Timbuktu manuscripts damaged

Timbuktu manuscripts damaged

TIMBUKTU, Mali - The Associated Press
Timbuktu manuscripts damaged

This photo shows a book at the Hamed Baba book repository, one of the world’s most precious collections of ancient manuscripts, in Timbuktu. AP photo

Islamic radicals destroyed 4,000 ancient manuscripts during their occupation of Timbuktu, according to the findings of a United Nations expert mission.

The damage amounts to about one-tenth of the manuscripts that were being stored in the fabled northern city. The majority of the documents dating back to the 13th century were saved by the devotion of the library’s Malian custodians, who spirited them out of the occupied city in rice sacks, on donkey carts, by motorcycle, by boat and by 4-by-4.

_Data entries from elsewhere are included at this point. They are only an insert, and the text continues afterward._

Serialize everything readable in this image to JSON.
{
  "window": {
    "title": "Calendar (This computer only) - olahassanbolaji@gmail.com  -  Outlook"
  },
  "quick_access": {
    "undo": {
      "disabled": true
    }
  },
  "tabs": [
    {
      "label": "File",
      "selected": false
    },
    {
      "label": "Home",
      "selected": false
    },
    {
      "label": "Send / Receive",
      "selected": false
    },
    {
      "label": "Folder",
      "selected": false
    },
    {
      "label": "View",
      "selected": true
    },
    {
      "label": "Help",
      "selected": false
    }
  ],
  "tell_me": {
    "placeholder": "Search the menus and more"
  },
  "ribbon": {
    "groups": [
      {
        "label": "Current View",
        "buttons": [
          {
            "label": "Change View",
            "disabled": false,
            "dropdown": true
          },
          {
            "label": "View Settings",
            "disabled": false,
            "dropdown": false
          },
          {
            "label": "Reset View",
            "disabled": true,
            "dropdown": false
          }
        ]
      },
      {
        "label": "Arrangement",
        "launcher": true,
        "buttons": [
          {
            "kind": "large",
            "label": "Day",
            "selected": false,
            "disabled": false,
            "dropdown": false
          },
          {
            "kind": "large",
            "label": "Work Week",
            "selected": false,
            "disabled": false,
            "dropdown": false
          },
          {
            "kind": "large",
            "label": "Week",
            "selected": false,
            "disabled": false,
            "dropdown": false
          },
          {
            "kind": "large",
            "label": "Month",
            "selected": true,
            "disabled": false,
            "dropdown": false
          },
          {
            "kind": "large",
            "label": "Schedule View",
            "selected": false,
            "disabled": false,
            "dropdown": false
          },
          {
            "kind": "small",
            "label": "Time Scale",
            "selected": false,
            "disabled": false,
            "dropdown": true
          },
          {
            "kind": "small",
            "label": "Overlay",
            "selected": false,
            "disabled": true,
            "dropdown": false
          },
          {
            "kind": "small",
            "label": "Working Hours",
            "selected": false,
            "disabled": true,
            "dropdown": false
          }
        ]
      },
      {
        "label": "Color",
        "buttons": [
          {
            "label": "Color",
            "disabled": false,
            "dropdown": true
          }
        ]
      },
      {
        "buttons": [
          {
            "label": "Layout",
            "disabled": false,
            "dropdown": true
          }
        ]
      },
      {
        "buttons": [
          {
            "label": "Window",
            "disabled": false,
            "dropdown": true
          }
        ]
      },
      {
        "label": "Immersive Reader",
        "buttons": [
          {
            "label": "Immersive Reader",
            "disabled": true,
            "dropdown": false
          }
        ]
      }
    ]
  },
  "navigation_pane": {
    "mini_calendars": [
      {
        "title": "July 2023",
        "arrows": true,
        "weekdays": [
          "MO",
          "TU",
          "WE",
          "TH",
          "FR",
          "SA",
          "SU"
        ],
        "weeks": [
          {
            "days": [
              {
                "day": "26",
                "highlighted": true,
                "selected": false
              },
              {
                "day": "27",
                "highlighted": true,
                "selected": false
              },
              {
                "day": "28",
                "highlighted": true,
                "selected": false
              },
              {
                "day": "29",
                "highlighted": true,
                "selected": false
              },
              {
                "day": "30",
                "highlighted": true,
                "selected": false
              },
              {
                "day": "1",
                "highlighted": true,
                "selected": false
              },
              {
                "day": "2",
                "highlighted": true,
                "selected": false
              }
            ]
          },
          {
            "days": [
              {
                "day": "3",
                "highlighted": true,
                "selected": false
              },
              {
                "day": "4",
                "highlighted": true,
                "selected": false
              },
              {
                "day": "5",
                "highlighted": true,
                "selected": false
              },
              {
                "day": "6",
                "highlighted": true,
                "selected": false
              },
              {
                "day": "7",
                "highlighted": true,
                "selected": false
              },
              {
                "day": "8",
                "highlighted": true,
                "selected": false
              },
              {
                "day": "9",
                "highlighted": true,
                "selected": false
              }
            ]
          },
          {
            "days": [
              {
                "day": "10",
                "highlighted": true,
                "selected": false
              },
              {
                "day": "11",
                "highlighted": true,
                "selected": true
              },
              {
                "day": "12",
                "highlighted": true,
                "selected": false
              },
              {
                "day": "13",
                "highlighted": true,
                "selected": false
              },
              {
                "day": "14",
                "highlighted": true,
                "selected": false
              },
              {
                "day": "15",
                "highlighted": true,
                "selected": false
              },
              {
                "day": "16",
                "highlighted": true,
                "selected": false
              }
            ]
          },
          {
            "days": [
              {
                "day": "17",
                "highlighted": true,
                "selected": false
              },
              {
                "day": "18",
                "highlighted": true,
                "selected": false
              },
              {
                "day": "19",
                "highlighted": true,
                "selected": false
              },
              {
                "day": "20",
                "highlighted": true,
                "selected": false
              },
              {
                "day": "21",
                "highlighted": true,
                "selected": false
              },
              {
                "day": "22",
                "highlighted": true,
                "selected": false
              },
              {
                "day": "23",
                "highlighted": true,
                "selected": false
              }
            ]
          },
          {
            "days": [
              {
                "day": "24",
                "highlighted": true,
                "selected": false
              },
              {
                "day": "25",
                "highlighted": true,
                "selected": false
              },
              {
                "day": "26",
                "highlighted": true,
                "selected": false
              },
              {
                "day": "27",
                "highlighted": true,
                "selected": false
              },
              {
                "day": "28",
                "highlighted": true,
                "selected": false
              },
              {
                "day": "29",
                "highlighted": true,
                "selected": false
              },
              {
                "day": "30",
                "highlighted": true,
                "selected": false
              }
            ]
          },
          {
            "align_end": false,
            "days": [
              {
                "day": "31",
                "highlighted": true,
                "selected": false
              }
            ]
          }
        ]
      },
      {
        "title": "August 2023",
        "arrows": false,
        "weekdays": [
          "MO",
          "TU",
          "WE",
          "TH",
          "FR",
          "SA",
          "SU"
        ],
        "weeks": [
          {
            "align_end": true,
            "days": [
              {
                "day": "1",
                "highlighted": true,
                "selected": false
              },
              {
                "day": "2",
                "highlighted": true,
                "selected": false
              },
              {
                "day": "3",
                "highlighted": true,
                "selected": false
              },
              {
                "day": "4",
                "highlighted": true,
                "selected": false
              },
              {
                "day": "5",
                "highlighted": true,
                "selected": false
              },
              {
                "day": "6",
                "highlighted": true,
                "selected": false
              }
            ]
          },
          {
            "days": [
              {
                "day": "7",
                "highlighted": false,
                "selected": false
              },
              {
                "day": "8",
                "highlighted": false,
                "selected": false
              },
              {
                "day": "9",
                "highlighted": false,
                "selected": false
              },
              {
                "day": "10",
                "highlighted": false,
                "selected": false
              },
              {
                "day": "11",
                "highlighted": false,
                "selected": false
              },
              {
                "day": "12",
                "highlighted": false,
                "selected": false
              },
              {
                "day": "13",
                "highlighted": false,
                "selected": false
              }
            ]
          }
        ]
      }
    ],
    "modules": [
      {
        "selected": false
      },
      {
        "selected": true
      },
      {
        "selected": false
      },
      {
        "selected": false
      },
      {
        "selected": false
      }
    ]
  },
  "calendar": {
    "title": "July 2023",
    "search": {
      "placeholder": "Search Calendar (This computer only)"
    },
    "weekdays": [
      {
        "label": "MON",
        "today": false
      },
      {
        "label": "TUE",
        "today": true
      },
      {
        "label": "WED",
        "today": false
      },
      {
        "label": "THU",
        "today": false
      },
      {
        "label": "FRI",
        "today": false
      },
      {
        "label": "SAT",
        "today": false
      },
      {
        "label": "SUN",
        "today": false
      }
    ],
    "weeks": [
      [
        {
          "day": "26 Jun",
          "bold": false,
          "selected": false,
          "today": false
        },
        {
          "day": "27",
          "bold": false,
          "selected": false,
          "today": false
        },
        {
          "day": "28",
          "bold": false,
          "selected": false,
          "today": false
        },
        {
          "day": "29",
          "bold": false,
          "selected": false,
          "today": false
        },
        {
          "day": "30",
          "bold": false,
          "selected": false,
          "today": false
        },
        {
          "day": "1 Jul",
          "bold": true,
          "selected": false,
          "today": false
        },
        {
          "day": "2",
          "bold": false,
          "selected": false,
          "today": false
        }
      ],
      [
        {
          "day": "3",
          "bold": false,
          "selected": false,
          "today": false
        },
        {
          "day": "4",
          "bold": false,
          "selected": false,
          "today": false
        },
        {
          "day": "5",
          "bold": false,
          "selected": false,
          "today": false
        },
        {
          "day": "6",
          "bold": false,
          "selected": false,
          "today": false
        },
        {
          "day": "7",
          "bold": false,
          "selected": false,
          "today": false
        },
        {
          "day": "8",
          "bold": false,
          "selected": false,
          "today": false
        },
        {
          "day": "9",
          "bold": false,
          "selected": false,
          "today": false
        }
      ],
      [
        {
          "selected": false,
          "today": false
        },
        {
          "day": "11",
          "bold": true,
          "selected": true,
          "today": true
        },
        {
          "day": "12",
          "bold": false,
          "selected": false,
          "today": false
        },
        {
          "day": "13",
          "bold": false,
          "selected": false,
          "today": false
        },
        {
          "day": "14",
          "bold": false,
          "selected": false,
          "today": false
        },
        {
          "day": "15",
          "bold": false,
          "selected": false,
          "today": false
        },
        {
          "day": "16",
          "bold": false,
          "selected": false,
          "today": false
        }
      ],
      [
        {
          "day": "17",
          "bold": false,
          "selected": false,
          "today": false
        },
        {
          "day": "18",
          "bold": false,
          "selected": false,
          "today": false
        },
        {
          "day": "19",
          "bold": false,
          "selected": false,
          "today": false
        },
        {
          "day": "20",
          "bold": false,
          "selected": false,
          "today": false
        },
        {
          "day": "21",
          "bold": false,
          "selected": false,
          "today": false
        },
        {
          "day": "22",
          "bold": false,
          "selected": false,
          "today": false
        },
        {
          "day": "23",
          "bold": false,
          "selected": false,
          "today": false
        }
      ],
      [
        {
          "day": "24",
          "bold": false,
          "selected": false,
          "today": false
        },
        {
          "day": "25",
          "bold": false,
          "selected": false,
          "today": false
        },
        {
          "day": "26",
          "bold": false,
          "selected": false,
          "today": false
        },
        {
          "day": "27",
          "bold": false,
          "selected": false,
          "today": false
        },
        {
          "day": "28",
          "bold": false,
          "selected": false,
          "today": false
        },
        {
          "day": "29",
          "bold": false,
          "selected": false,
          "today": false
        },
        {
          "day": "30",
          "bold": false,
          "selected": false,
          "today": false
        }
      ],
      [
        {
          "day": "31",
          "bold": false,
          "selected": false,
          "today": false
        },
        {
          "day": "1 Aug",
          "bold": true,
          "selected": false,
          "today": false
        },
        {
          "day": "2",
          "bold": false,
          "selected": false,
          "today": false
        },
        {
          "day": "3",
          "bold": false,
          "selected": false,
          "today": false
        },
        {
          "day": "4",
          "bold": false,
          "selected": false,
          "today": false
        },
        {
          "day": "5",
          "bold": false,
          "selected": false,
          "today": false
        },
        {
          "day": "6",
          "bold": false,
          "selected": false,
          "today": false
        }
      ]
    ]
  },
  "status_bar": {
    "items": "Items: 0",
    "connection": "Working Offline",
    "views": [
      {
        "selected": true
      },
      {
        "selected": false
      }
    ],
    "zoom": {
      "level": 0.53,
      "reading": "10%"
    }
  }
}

Officials are currently trying to determine how many of those documents were digitized prior to their destruction or disappearance, said David Stehl, program specialist in the cultural section of UNESCO, the U.N. body that added Timbuktu’s monuments to its list of World Heritage sites in 1988.

“Of the 46,000 manuscripts that were held by the Ahmed Baba Institute of Higher Learning and Islamic Research, 4,203 manuscripts were either burned by the Islamists or stolen,” Stehl said during a visit to Timbuktu this week.

Authorities had previously estimated that less than 5 percent of the library’s holdings had been destroyed, and the current estimate is significantly higher.

Stehl said the expert mission also had identified additional mausoleums believed to have been damaged or destroyed during the occupation, raising the total from nine to 16.
 
Along with the rest of northern Mali, Timbuktu was occupied by Islamic radicals following a military coup in March 2012. The al-Qaida-linked extremists were driven out of cities in the north following a French military intervention campaign launched last January, but not before burning the manuscripts they could get their hands on.

Many of the documents, however, were being stored in an older building belonging to the center. They were surreptitiously transferred to the southern capital of Bamako in empty rice and millet sacks.
 
Stehl said officials were eager to get those documents back to Timbuktu. “We are working on securing manuscripts transferred to Bamako and creating the conditions for their conservation, because the climate of Bamako is not conducive to the preservation of manuscripts,” Stehl said.

Up to $2 million was needed to begin retrieving manuscripts and restoring mausoleums, among other efforts planned to rehabilitate Timbuktu, he said. He said support was coming from the European Union, Norway, Switzerland and Germany.